Yolo is a well-known and popular object detection architecture. It is also very easy to use as things like model download and using various input sources are handled by the detect.py script. The Tensorflow Object Detection API could learn a thing or two from this… You can download everything from Github via git or by downloading a ZIP.
For video output to work on Windows, you might need to install the opencv-contrib-python package via conda or pip. All other requirements are listed in requirements.txt – if you use Anaconda, you should try downloading them with conda first before resorting to pip.
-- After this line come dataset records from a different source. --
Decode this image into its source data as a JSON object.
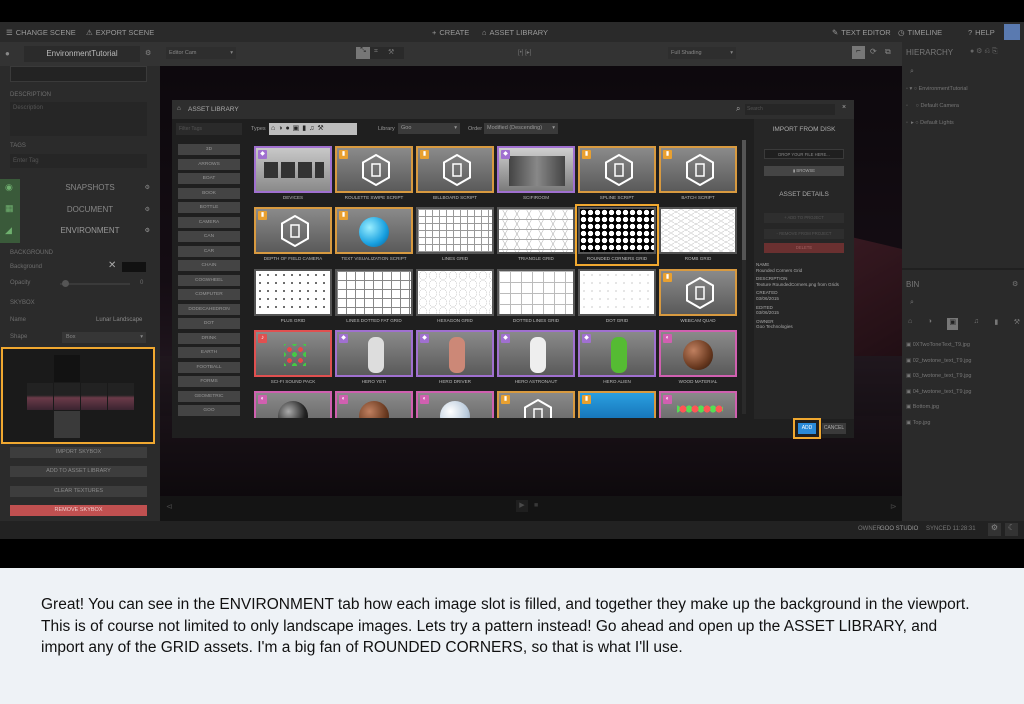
{
  "toolbar": {
    "change_scene": "CHANGE SCENE",
    "export_scene": "EXPORT SCENE",
    "create": "CREATE",
    "asset_library": "ASSET LIBRARY",
    "text_editor": "TEXT EDITOR",
    "timeline": "TIMELINE",
    "help": "HELP"
  },
  "subbar": {
    "project_name": "EnvironmentTutorial",
    "camera": "Editor Cam",
    "shading": "Full Shading"
  },
  "left_panel": {
    "description_label": "DESCRIPTION",
    "description_placeholder": "Description",
    "tags_label": "TAGS",
    "tags_placeholder": "Enter Tag",
    "snapshots": "SNAPSHOTS",
    "document": "DOCUMENT",
    "environment": "ENVIRONMENT",
    "background_heading": "BACKGROUND",
    "background_label": "Background",
    "opacity_label": "Opacity",
    "opacity_value": "0",
    "skybox_heading": "SKYBOX",
    "name_label": "Name",
    "name_value": "Lunar Landscape",
    "shape_label": "Shape",
    "shape_value": "Box",
    "import_skybox": "IMPORT SKYBOX",
    "add_to_asset_library": "ADD TO ASSET LIBRARY",
    "clear_textures": "CLEAR TEXTURES",
    "remove_skybox": "REMOVE SKYBOX"
  },
  "hierarchy": {
    "title": "HIERARCHY",
    "items": [
      "EnvironmentTutorial",
      "Default Camera",
      "Default Lights"
    ]
  },
  "bin": {
    "title": "BIN",
    "files": [
      "0XTwoToneText_T9.jpg",
      "02_twotone_text_T9.jpg",
      "03_twotone_text_T9.jpg",
      "04_twotone_text_T9.jpg",
      "Bottom.jpg",
      "Top.jpg"
    ]
  },
  "status": {
    "owner_label": "OWNER",
    "owner": "GOO STUDIO",
    "synced": "SYNCED 11:28:31"
  },
  "modal": {
    "title": "ASSET LIBRARY",
    "search_placeholder": "Search",
    "filter_placeholder": "Filter Tags",
    "types_label": "Types",
    "library_label": "Library",
    "library_value": "Goo",
    "order_label": "Order",
    "order_value": "Modified (Descending)",
    "categories": [
      "3D",
      "ARROWS",
      "BOAT",
      "BOOK",
      "BOTTLE",
      "CAMERA",
      "CAN",
      "CAR",
      "CHAIN",
      "COGWHEEL",
      "COMPUTER",
      "DODECAHEDRON",
      "DOT",
      "DRINK",
      "EARTH",
      "FOOTBALL",
      "FORMS",
      "GEOMETRIC",
      "GOO"
    ],
    "assets": [
      {
        "name": "DEVICES",
        "kind": "devices",
        "badge": "box"
      },
      {
        "name": "ROULETTE SWIPE SCRIPT",
        "kind": "script",
        "badge": "script"
      },
      {
        "name": "BILLBOARD SCRIPT",
        "kind": "script",
        "badge": "script"
      },
      {
        "name": "SCIFIROOM",
        "kind": "room",
        "badge": "box"
      },
      {
        "name": "SPLINE SCRIPT",
        "kind": "script",
        "badge": "script"
      },
      {
        "name": "BATCH SCRIPT",
        "kind": "script",
        "badge": "script"
      },
      {
        "name": "DEPTH OF FIELD CAMERA",
        "kind": "script",
        "badge": "script"
      },
      {
        "name": "TEXT VISUALIZATION SCRIPT",
        "kind": "ball",
        "badge": "script"
      },
      {
        "name": "LINES GRID",
        "kind": "lines",
        "badge": ""
      },
      {
        "name": "TRIANGLE GRID",
        "kind": "triangle",
        "badge": ""
      },
      {
        "name": "ROUNDED CORNERS GRID",
        "kind": "rounded",
        "badge": ""
      },
      {
        "name": "ROMB GRID",
        "kind": "romb",
        "badge": ""
      },
      {
        "name": "PLUS GRID",
        "kind": "plus",
        "badge": ""
      },
      {
        "name": "LINES DOTTED FAT GRID",
        "kind": "dottedfat",
        "badge": ""
      },
      {
        "name": "HEXAGON GRID",
        "kind": "hexagon",
        "badge": ""
      },
      {
        "name": "DOTTED LINES GRID",
        "kind": "dotted",
        "badge": ""
      },
      {
        "name": "DOT GRID",
        "kind": "dot",
        "badge": ""
      },
      {
        "name": "WEBCAM QUAD",
        "kind": "script",
        "badge": "script"
      },
      {
        "name": "SCI-FI SOUND PACK",
        "kind": "sound",
        "badge": "sound"
      },
      {
        "name": "HERO YETI",
        "kind": "hero-yeti",
        "badge": "box"
      },
      {
        "name": "HERO DRIVER",
        "kind": "hero-driver",
        "badge": "box"
      },
      {
        "name": "HERO ASTRONAUT",
        "kind": "hero-astro",
        "badge": "box"
      },
      {
        "name": "HERO ALIEN",
        "kind": "hero-alien",
        "badge": "box"
      },
      {
        "name": "WOOD MATERIAL",
        "kind": "wood",
        "badge": "mat"
      },
      {
        "name": "",
        "kind": "blackball",
        "badge": "mat"
      },
      {
        "name": "",
        "kind": "rustball",
        "badge": "mat"
      },
      {
        "name": "",
        "kind": "glassball",
        "badge": "mat"
      },
      {
        "name": "",
        "kind": "script",
        "badge": "script"
      },
      {
        "name": "",
        "kind": "water",
        "badge": "script"
      },
      {
        "name": "",
        "kind": "balls",
        "badge": "mat"
      }
    ],
    "import_from_disk": "IMPORT FROM DISK",
    "drop_file": "DROP YOUR FILE HERE...",
    "browse": "BROWSE",
    "asset_details": "ASSET DETAILS",
    "add_to_project": "+ ADD TO PROJECT",
    "remove_from_project": "- REMOVE FROM PROJECT",
    "delete": "DELETE",
    "details": {
      "name_label": "NAME",
      "name": "Rounded Corners Grid",
      "description_label": "DESCRIPTION",
      "description": "Texture RoundedCorners.png from Grids",
      "created_label": "CREATED",
      "created": "03/06/2015",
      "edited_label": "EDITED",
      "edited": "03/06/2015",
      "owner_label": "OWNER",
      "owner": "Goo Technologies"
    },
    "add": "ADD",
    "cancel": "CANCEL"
  },
  "caption": "Great! You can see in the ENVIRONMENT tab how each image slot is filled, and together they make up the background in the viewport. This is of course not limited to only landscape images. Lets try a pattern instead! Go ahead and open up the ASSET LIBRARY, and import any of the GRID assets. I'm a big fan of ROUNDED CORNERS, so that is what I'll use.",
  "colors": {
    "highlight": "#f0a830",
    "script_badge": "#e8a030",
    "box_badge": "#a070d0",
    "sound_badge": "#e05050",
    "material_badge": "#d060b0",
    "add_button": "#2a8ad8",
    "delete_button": "#b04040",
    "remove_skybox": "#c05050"
  }
}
What’s really fun with Yolo is that you can directly use your webcam for real-time object detection. You can e.g. do this with the high-resolution 5l6 model with this command:
python detect.py --weights yolov5l6.pt --source 0 --nosave
I ran into the issue that the webcam image size was stuck at 640×640. Changing the default size in detect.py via
parser.add_argument('--imgsz', '--img', '--img-size', nargs='+', type=int, default=[1280,720], help='inference size h,w')
was not enough. You also need to edit datasets.py in the location where the video capture is started:
cap = cv2.VideoCapture(s,cv2.CAP_DSHOW)
cap.set(cv2.CAP_PROP_FRAME_WIDTH, 1920)
cap.set(cv2.CAP_PROP_FRAME_HEIGHT, 1080)
Note that I’ve set 1920×1080 here, but my built-in webcam is limited to 1280×720 – hence the smaller default size in detect.py. You can up that to 1920×1080 as well if you have a Full HD webcam.